FACT CHECK: No, People Born Before 1957 Are Not Eligible To Receive Thousands More On Their Social Security Checks

Elias Atienza | Senior Reporter

A video shared on Facebook claims people born before 1957 will receive $1,728 more in their social security checks if they register on a website.

Verdict: False

There is no evidence to suggest that people are getting $1,728 added to their social security checks. No such benefit has been announced by the Social Security Administration (SSA).

Fact Check:

The Facebook video, viewed over 27,000 times, proclaims that it is the “last day to register” for people born before 1957 to potentially receive a $1,728 increase in their social security checks. “People Born Before 1957 Are Getting $1,728 Added To Their SS Checks If They Register Below,” the post’s caption claims. The video shows a group of people excitedly reacting to something on a computer screen.

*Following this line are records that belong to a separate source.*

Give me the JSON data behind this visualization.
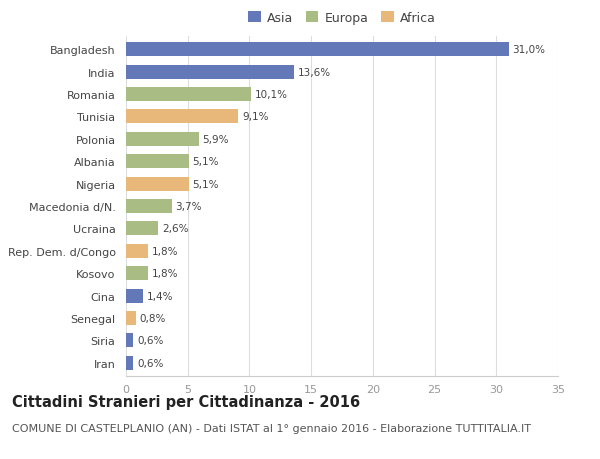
{
  "categories": [
    "Bangladesh",
    "India",
    "Romania",
    "Tunisia",
    "Polonia",
    "Albania",
    "Nigeria",
    "Macedonia d/N.",
    "Ucraina",
    "Rep. Dem. d/Congo",
    "Kosovo",
    "Cina",
    "Senegal",
    "Siria",
    "Iran"
  ],
  "values": [
    31.0,
    13.6,
    10.1,
    9.1,
    5.9,
    5.1,
    5.1,
    3.7,
    2.6,
    1.8,
    1.8,
    1.4,
    0.8,
    0.6,
    0.6
  ],
  "labels": [
    "31,0%",
    "13,6%",
    "10,1%",
    "9,1%",
    "5,9%",
    "5,1%",
    "5,1%",
    "3,7%",
    "2,6%",
    "1,8%",
    "1,8%",
    "1,4%",
    "0,8%",
    "0,6%",
    "0,6%"
  ],
  "continents": [
    "Asia",
    "Asia",
    "Europa",
    "Africa",
    "Europa",
    "Europa",
    "Africa",
    "Europa",
    "Europa",
    "Africa",
    "Europa",
    "Asia",
    "Africa",
    "Asia",
    "Asia"
  ],
  "colors": {
    "Asia": "#6278b8",
    "Europa": "#a8bc84",
    "Africa": "#e8b87a"
  },
  "legend_labels": [
    "Asia",
    "Europa",
    "Africa"
  ],
  "title": "Cittadini Stranieri per Cittadinanza - 2016",
  "subtitle": "COMUNE DI CASTELPLANIO (AN) - Dati ISTAT al 1° gennaio 2016 - Elaborazione TUTTITALIA.IT",
  "xlim": [
    0,
    35
  ],
  "xticks": [
    0,
    5,
    10,
    15,
    20,
    25,
    30,
    35
  ],
  "background_color": "#ffffff",
  "bar_height": 0.62,
  "title_fontsize": 10.5,
  "subtitle_fontsize": 8,
  "tick_fontsize": 8,
  "label_fontsize": 7.5,
  "legend_fontsize": 9
}
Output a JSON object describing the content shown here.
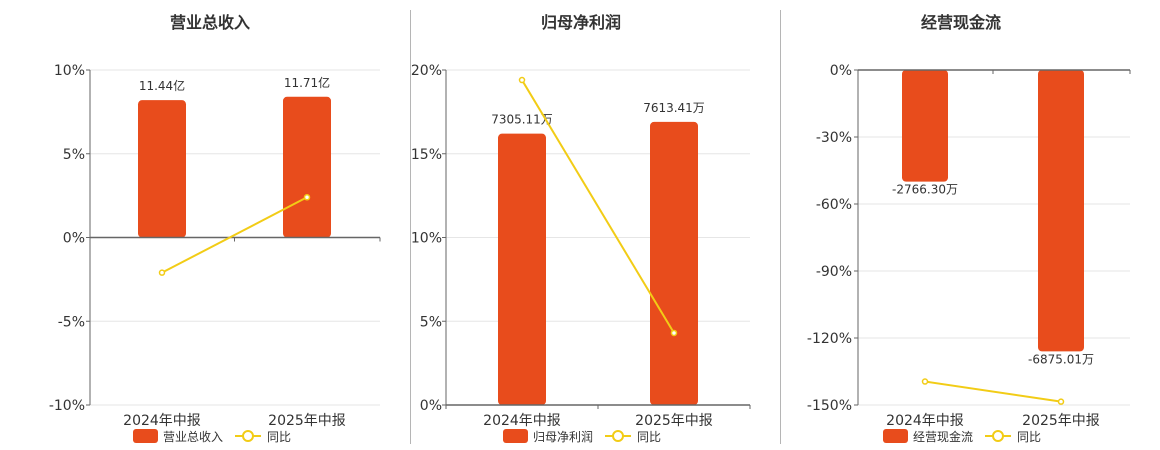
{
  "colors": {
    "bar": "#e84c1c",
    "line": "#f2cc16",
    "grid": "#e6e6e6",
    "axis": "#666666",
    "divider": "#b5b5b5"
  },
  "chart_data": [
    {
      "type": "bar",
      "title": "营业总收入",
      "categories": [
        "2024年中报",
        "2025年中报"
      ],
      "ylim": [
        -10,
        10
      ],
      "yticks": [
        10,
        5,
        0,
        -5,
        -10
      ],
      "ytick_labels": [
        "10%",
        "5%",
        "0%",
        "-5%",
        "-10%"
      ],
      "series": [
        {
          "name": "营业总收入",
          "kind": "bar",
          "values": [
            8.2,
            8.4
          ],
          "labels": [
            "11.44亿",
            "11.71亿"
          ]
        },
        {
          "name": "同比",
          "kind": "line",
          "values": [
            -2.1,
            2.4
          ]
        }
      ],
      "legend": {
        "position": "bottom",
        "items": [
          "营业总收入",
          "同比"
        ]
      },
      "grid": true
    },
    {
      "type": "bar",
      "title": "归母净利润",
      "categories": [
        "2024年中报",
        "2025年中报"
      ],
      "ylim": [
        0,
        20
      ],
      "yticks": [
        20,
        15,
        10,
        5,
        0
      ],
      "ytick_labels": [
        "20%",
        "15%",
        "10%",
        "5%",
        "0%"
      ],
      "series": [
        {
          "name": "归母净利润",
          "kind": "bar",
          "values": [
            16.2,
            16.9
          ],
          "labels": [
            "7305.11万",
            "7613.41万"
          ]
        },
        {
          "name": "同比",
          "kind": "line",
          "values": [
            19.4,
            4.3
          ]
        }
      ],
      "legend": {
        "position": "bottom",
        "items": [
          "归母净利润",
          "同比"
        ]
      },
      "grid": true
    },
    {
      "type": "bar",
      "title": "经营现金流",
      "categories": [
        "2024年中报",
        "2025年中报"
      ],
      "ylim": [
        -150,
        0
      ],
      "yticks": [
        0,
        -30,
        -60,
        -90,
        -120,
        -150
      ],
      "ytick_labels": [
        "0%",
        "-30%",
        "-60%",
        "-90%",
        "-120%",
        "-150%"
      ],
      "series": [
        {
          "name": "经营现金流",
          "kind": "bar",
          "values": [
            -50,
            -126
          ],
          "labels": [
            "-2766.30万",
            "-6875.01万"
          ]
        },
        {
          "name": "同比",
          "kind": "line",
          "values": [
            -139.5,
            -148.5
          ]
        }
      ],
      "legend": {
        "position": "bottom",
        "items": [
          "经营现金流",
          "同比"
        ]
      },
      "grid": true
    }
  ]
}
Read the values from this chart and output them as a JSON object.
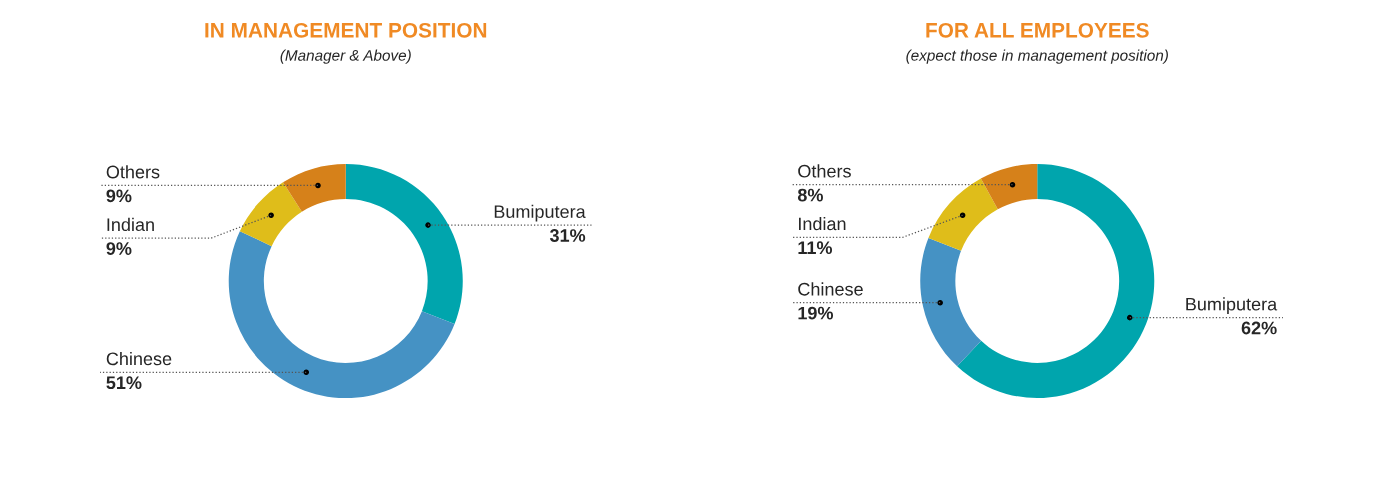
{
  "chart_data": [
    {
      "type": "donut",
      "title": "IN MANAGEMENT POSITION",
      "subtitle": "(Manager & Above)",
      "categories": [
        "Bumiputera",
        "Chinese",
        "Indian",
        "Others"
      ],
      "values": [
        31,
        51,
        9,
        9
      ],
      "value_labels": [
        "31%",
        "51%",
        "9%",
        "9%"
      ],
      "colors": [
        "#00a5ad",
        "#4592c4",
        "#dfbd1a",
        "#d6811a"
      ]
    },
    {
      "type": "donut",
      "title": "FOR ALL EMPLOYEES",
      "subtitle": "(expect those in management position)",
      "categories": [
        "Bumiputera",
        "Chinese",
        "Indian",
        "Others"
      ],
      "values": [
        62,
        19,
        11,
        8
      ],
      "value_labels": [
        "62%",
        "19%",
        "11%",
        "8%"
      ],
      "colors": [
        "#00a5ad",
        "#4592c4",
        "#dfbd1a",
        "#d6811a"
      ]
    }
  ]
}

Those who are 62 years or older and have paid into Social Security throughout their lives are eligible to receive Social Security checks, according to the Social Security Administration’s website. The average monthly benefit for retired workers was $1,666.49 in April 2022, CNBC reported.

The viral Facebook post appears to be a scam. There is no mention of the alleged news benefit in any of the SSA’s press releases or on its “benefit amounts” page. There are likewise no credible news reports suggesting the federal government would be seeking to increase the payments on social security checks. (RELATED: Did Joe Biden Say He And Kamala Harris Will Defund Social Security?)

Social Security benefits did see an increase of 5.9 percent in 2022 due to a cost-of-living adjustment caused by inflation, according to CNBC. A non-partisan analyst group, The Senior Citizens League, did suggest monthly benefits would rise approximately 10.5 percent in 2023, or around $175.10 per month, the outlet reported.

When asked about the viral post, the SSA directed Check Your Fact to a section of its website dedicated to spotting scams.

This is not the first time Social Security has been the target of misinformation. Check Your Fact previously debunked a claim from March 2022 claiming Social Security numbers were linked to accounts that were under control by the federal reserve.